Le fracas du bol se brisant sur le mur lui fit aussitôt rouvrir les yeux. Il jeta un œil furtif et froid aux dégâts que son comparse avait engendré; la bouillie de céréales et de lait se rependant sur le sol grossièrement. Rapidement son attention fut envahi par le déversement de fureur des réponses de son comparse, martelant son torse de son doigt comme un bouton qui ne marche pas. Andras ne bougea pas, ne rétorqua pas, il voulait avant tout entendre ce qu'il avait à dire, et bien qu'il aurait préférer que cela soit plus doux, il restait quelque part satisfait que Nohlan donne aussi généreusement sa vision des choses, sans aucunes retenues. Cette même haine l'avait acculé auparavant, ce sentiment d'être envahi par l'ennemi, d'être prisonnier de ce corps de Loup, d'être attiré sadiquement par le goût et l'odeur du sang, d'être seul, contraint d'être seul.

Comme le jet d'une lance à incendie, ininterrompu, le flot de paroles de son ancien ami se poursuivi, vidant son bagage de frustration comme si Andras représentait un incendie tenace et douloureux. Car c'était bien la douleur et le doute que le vieux loup pouvait lire sur le visage de Nohlan. Jusqu'à ses dernières paroles, qui ravivèrent l'incendie avec la même douleur. Andras passa de la neutralité vers une certaine tristesse en imprégnant sa dernière phrase comme un lourd écho dans une grotte profonde et sinistre.
"Et est-ce que tu pourrais te le pardonner s’il lui arrivait quelque chose ?"

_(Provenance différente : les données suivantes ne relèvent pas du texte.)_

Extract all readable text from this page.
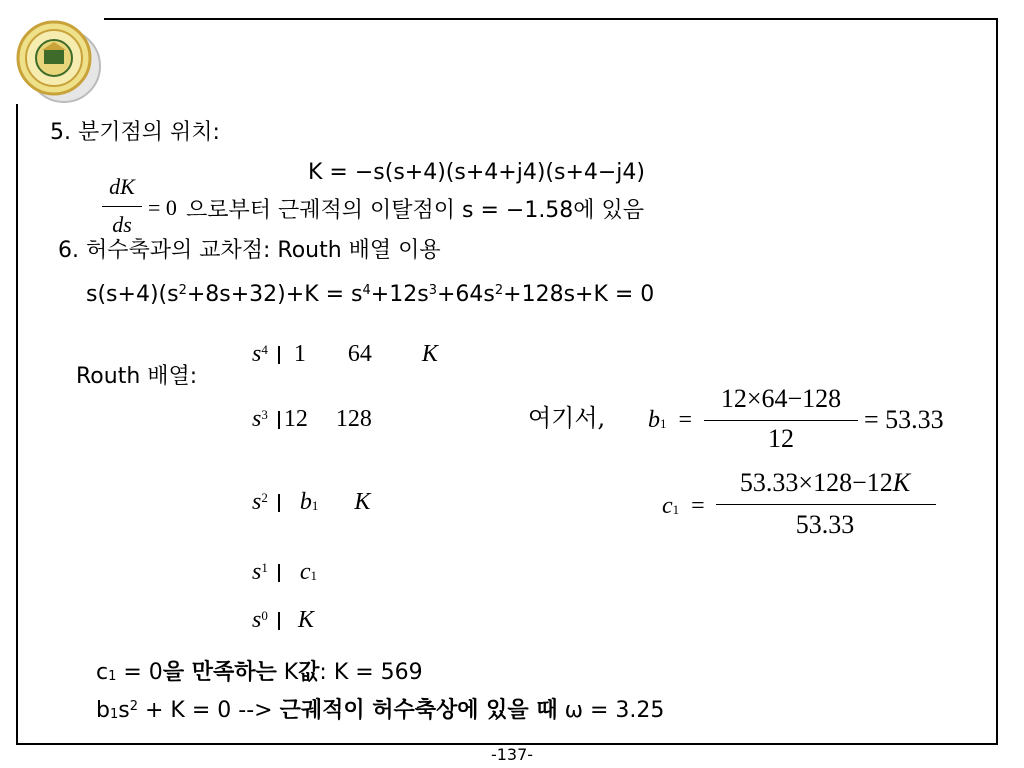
5. 분기점의 위치:
K = −s(s+4)(s+4+j4)(s+4−j4)
dK
ds
= 0 으로부터 근궤적의 이탈점이 s = −1.58에 있음
6. 허수축과의 교차점: Routh 배열 이용
$s(s+4)(s^2+8s+32)+K = s^4+12s^3+64s^2+128s+K = 0$
Routh 배열:
$s^4$ 1 64 K
$s^3$ 12 128
$s^2$ $b_1$ K
$s^1$ $c_1$
$s^0$ K
여기서, $b_1$ =
12×64−128
12
= 53.33
$c_1$ =
53.33×128−12K
53.33
$c_1 = 0$을 만족하는 K값: K = 569
$b_1s^2 + K = 0$ --> 근궤적이 허수축상에 있을 때 ω = 3.25
-137-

Alors que son semblable tourner en rond dans la pièce, lui fit un pas de recul, les yeux prit par l'humidité. Il suffit souvent d'un détail pour accéder à sa mémoire, à des souvenirs enfouie dans cette cavité obscure dans laquelle on ne veut plus entrer. Carys.. Il n'avait jamais songé au pardon, n'avait jamais voulu considérer cet acte comme le sien mais comme celui de la bête. Revivre cette horreur le bouleverserait et il avait ainsi choisi de s'exiler. Nohlan ignorait bien des choses à son propos mais leurs sentiments étaient bien plus proches que n'importe quoi.

"Non... "

Avec toute sa sincérité, il répondu à cette question, puis ferma les yeux, laissant alors échapper une larme qu'il laissa couler sur sa joue..

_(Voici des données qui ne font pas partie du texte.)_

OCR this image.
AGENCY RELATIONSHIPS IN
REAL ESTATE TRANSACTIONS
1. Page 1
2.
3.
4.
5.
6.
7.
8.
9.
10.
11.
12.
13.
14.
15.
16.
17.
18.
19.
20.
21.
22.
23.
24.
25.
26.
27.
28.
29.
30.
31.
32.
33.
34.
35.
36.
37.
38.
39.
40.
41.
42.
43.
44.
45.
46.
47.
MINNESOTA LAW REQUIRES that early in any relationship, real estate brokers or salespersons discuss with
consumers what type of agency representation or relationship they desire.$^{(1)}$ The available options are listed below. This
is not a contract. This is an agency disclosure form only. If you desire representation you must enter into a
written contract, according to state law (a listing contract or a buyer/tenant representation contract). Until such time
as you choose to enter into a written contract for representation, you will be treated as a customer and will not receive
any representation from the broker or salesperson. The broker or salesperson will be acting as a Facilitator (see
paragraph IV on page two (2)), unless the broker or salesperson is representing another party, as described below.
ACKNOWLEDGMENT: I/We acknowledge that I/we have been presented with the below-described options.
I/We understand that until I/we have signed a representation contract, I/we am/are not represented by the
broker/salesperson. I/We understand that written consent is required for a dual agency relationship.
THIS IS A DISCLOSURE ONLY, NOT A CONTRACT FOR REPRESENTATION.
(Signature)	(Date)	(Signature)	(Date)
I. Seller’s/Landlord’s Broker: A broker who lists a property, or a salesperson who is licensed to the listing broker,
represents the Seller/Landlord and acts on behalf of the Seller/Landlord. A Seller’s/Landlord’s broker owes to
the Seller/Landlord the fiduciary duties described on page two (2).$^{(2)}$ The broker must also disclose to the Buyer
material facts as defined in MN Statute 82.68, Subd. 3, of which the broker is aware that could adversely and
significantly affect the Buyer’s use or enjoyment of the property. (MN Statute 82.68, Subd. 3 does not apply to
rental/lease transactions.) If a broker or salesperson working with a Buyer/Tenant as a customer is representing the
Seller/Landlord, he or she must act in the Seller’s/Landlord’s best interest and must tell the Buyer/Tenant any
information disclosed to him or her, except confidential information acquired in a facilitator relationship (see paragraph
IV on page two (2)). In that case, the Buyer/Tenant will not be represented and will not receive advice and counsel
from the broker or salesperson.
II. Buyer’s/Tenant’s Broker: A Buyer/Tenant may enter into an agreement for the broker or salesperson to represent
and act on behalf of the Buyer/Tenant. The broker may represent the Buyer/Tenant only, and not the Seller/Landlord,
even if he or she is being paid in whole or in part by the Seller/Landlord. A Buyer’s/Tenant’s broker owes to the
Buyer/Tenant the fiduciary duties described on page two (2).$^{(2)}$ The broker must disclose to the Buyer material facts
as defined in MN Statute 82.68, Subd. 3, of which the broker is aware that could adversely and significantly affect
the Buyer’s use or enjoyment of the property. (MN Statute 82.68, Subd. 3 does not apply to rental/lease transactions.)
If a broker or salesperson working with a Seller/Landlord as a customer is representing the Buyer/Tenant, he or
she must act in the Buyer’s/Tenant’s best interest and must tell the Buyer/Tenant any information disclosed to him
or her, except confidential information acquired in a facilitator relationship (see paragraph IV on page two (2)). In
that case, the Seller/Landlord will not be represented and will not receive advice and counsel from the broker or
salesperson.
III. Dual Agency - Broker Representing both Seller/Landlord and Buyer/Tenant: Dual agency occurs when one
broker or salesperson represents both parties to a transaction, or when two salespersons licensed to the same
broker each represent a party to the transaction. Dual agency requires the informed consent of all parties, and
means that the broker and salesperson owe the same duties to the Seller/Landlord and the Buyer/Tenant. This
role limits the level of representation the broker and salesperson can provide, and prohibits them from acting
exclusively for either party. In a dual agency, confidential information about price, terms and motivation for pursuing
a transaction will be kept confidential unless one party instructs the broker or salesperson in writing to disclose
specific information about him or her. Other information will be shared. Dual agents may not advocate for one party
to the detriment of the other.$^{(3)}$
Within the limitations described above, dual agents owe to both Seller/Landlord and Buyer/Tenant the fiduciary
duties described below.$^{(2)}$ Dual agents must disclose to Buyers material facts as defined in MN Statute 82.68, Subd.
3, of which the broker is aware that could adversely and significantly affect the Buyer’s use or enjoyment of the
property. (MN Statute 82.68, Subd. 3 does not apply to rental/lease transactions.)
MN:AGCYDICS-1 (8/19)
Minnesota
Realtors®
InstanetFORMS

" ...on ne se pardonne pas pour ce qu'on fait, on continue de vivre... je ne pourrait jamais dire que notre condition est une bénédiction mais maintenant que cela fait partie de nous, il ne reste plus qu'a l'accepter et de dominer la bête.. Si l'on s'obstine à vouloir tuer une partie de nous, on se détruit en même temps... malgré toute la rage que tu as tu peut me croire sur ce point-là..."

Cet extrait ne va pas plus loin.